= Masrur al-Balkhi =

9th-century Abbasid general

Masrur al-Balkhi (مسرور البلخي; died 26 December 893) was a senior military officer in the late-9th century Abbasid Caliphate.

==Career==
Little is known of Masrur's background; his nisba suggests that he was from Balkh and of Iranian origin. He is first mentioned by the historian al-Tabari in 870, during the events that resulted in the deposition of the caliph al-Muhtadi. When the revolt of Musa ibn Bugha al-Kabir began, Masrur was one of several officers who remained loyal to the Abbasid caliph, and he was placed in charge of the administration of the caliph's palace. During the battle against the rebels he was in command of al-Muhtadi's right flank, but the caliph's forces were defeated and the troops fled.

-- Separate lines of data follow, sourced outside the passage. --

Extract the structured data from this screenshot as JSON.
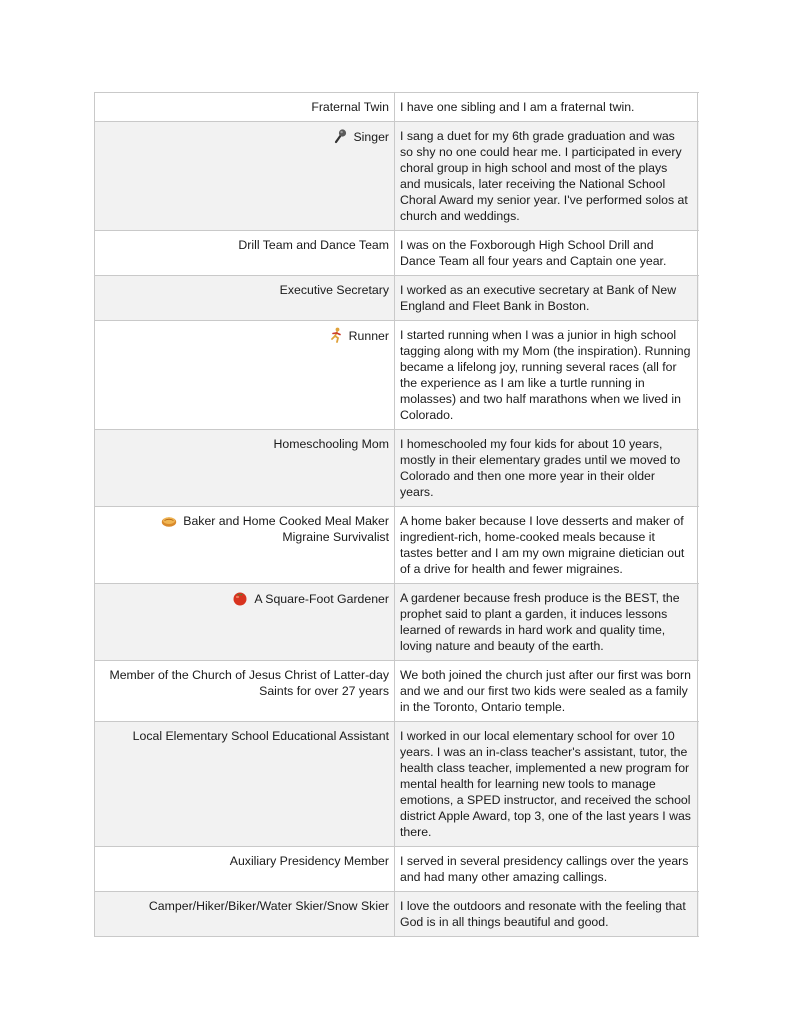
{
  "rows": [
    {
      "label": "Fraternal Twin",
      "icon": null,
      "shaded": false,
      "description": "I have one sibling and I am a fraternal twin."
    },
    {
      "label": "Singer",
      "icon": "microphone-icon",
      "shaded": true,
      "description": "I sang a duet for my 6th grade graduation and was so shy no one could hear me. I participated in every choral group in high school and most of the plays and musicals, later receiving the National School Choral Award my senior year. I've performed solos at church and weddings."
    },
    {
      "label": "Drill Team and Dance Team",
      "icon": null,
      "shaded": false,
      "description": "I was on the Foxborough High School Drill and Dance Team all four years and Captain one year."
    },
    {
      "label": "Executive Secretary",
      "icon": null,
      "shaded": true,
      "description": "I worked as an executive secretary at Bank of New England and Fleet Bank in Boston."
    },
    {
      "label": "Runner",
      "icon": "runner-icon",
      "shaded": false,
      "description": "I started running when I was a junior in high school tagging along with my Mom (the inspiration). Running became a lifelong joy, running several races (all for the experience as I am like a turtle running in molasses) and two half marathons when we lived in Colorado."
    },
    {
      "label": "Homeschooling Mom",
      "icon": null,
      "shaded": true,
      "description": "I homeschooled my four kids for about 10 years, mostly in their elementary grades until we moved to Colorado and then one more year in their older years."
    },
    {
      "label": "Baker and Home Cooked Meal Maker",
      "label2": "Migraine Survivalist",
      "icon": "pie-icon",
      "shaded": false,
      "description": "A home baker because I love desserts and maker of ingredient-rich, home-cooked meals because it tastes better and I am my own migraine dietician out of a drive for health and fewer migraines."
    },
    {
      "label": "A Square-Foot Gardener",
      "icon": "tomato-icon",
      "shaded": true,
      "description": "A gardener because fresh produce is the BEST, the prophet said to plant a garden, it induces lessons learned of rewards in hard work and quality time, loving nature and beauty of the earth."
    },
    {
      "label": "Member of the Church of Jesus Christ of Latter-day Saints for over 27 years",
      "icon": null,
      "shaded": false,
      "description": "We both joined the church just after our first was born and we and our first two kids were sealed as a family in the Toronto, Ontario temple."
    },
    {
      "label": "Local Elementary School Educational Assistant",
      "icon": null,
      "shaded": true,
      "description": "I worked in our local elementary school for over 10 years. I was an in-class teacher's assistant, tutor, the health class teacher, implemented a new program for mental health for learning new tools to manage emotions, a SPED instructor, and received the school district Apple Award, top 3, one of the last years I was there."
    },
    {
      "label": "Auxiliary Presidency Member",
      "icon": null,
      "shaded": false,
      "description": "I served in several presidency callings over the years and had many other amazing callings."
    },
    {
      "label": "Camper/Hiker/Biker/Water Skier/Snow Skier",
      "icon": null,
      "shaded": true,
      "description": "I love the outdoors and resonate with the feeling that God is in all things beautiful and good."
    }
  ]
}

During the reign of al-Mu'tamid (r. 870–892), the caliph's brother and effective regent al-Muwaffaq made Masrur one of the leading officers of the Abbasid army. In 872 he led an expedition against the Jacobite Assyrians in Upper Mesopotamia and succeeded in routing them, and in 872, 874 and 875 he commanded several campaigns against the Kharijite rebel Musawir in al-Jazira. In 875 he replaced Musa ibn Bugha as the commander in charge of suppressing the Zanj Rebellion, and was named as the governor of al-Ahwaz, Basra, the Tigris districts, al-Yamama, and al-Bahrayn. Later that year, as part of al-Mu'tamid's succession arrangements, he was nominally appointed as al-Muwaffaq's governor of all of the eastern provinces of the caliphate.

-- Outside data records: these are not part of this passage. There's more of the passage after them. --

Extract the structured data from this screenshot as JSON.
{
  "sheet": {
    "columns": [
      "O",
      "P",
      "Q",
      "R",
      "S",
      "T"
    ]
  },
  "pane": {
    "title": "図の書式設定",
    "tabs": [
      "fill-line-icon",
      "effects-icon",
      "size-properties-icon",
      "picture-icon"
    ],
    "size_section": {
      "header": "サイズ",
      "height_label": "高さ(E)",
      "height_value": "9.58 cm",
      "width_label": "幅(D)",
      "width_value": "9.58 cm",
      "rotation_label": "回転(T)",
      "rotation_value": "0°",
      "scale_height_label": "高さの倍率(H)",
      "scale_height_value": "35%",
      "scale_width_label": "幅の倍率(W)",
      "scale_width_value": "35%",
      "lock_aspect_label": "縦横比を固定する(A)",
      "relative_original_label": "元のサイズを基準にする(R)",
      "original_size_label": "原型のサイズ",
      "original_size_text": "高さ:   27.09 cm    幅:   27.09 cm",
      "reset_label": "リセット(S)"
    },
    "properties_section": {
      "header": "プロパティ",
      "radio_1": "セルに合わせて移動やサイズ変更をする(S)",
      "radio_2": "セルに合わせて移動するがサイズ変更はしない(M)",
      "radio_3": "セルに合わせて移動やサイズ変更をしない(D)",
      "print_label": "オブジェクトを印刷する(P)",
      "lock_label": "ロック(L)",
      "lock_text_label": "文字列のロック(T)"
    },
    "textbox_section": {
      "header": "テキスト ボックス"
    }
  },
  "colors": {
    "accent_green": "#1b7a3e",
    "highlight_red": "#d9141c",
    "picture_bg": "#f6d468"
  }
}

In 876, Masrur participated in the campaign to halt the Saffarid amir Ya'qub ibn al-Layth's advance into Mesopotamia. In an attempt to slow down Ya'qub's progress, he flooded the region around Wasit by breaching a dike on the Tigris; he then made his way toward the main government army at Sib Bani Kuma. When the two sides met at the decisive Battle of Dayr al-Aqul, Masrur commanded al-Muwaffaq's left flank. After the Abbasid forces were victorious, Masrur's role in the battle was acknowledged in a public statement, and he was awarded the estates of Abu al-Saj Dewdad, who had fought on the Saffarid side.

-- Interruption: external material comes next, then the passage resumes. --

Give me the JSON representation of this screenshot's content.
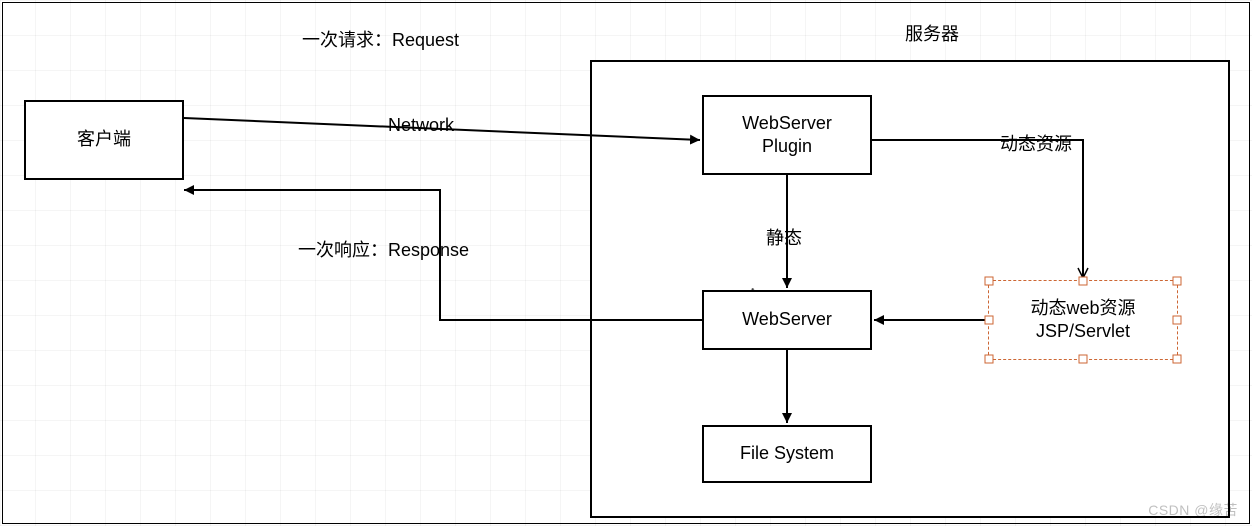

Following the battle, Masrur resumed overseeing the operations against the Zanj; he also advanced to the region of al-Ahwaz and periodically fought the rebels there. In 881, after al-Muwaffaq decided to personally campaign against the Zanj, Masrur joined his camp, and served as one of his commanders for the duration of the rebellion. He participated in the attack against the Zanj capital of al-Mukhtara, though no mention is made of him during the final assault in 884.

==Family==
Masrur had at least two sons. Muhammad ibn Masrur was appointed as governor of the Mecca Road by al-Muwaffaq in 879; he deputed his brother 'Ali to assume the post, but the latter was killed by tribesmen of the Banu Asad while en route to al-Mughithah.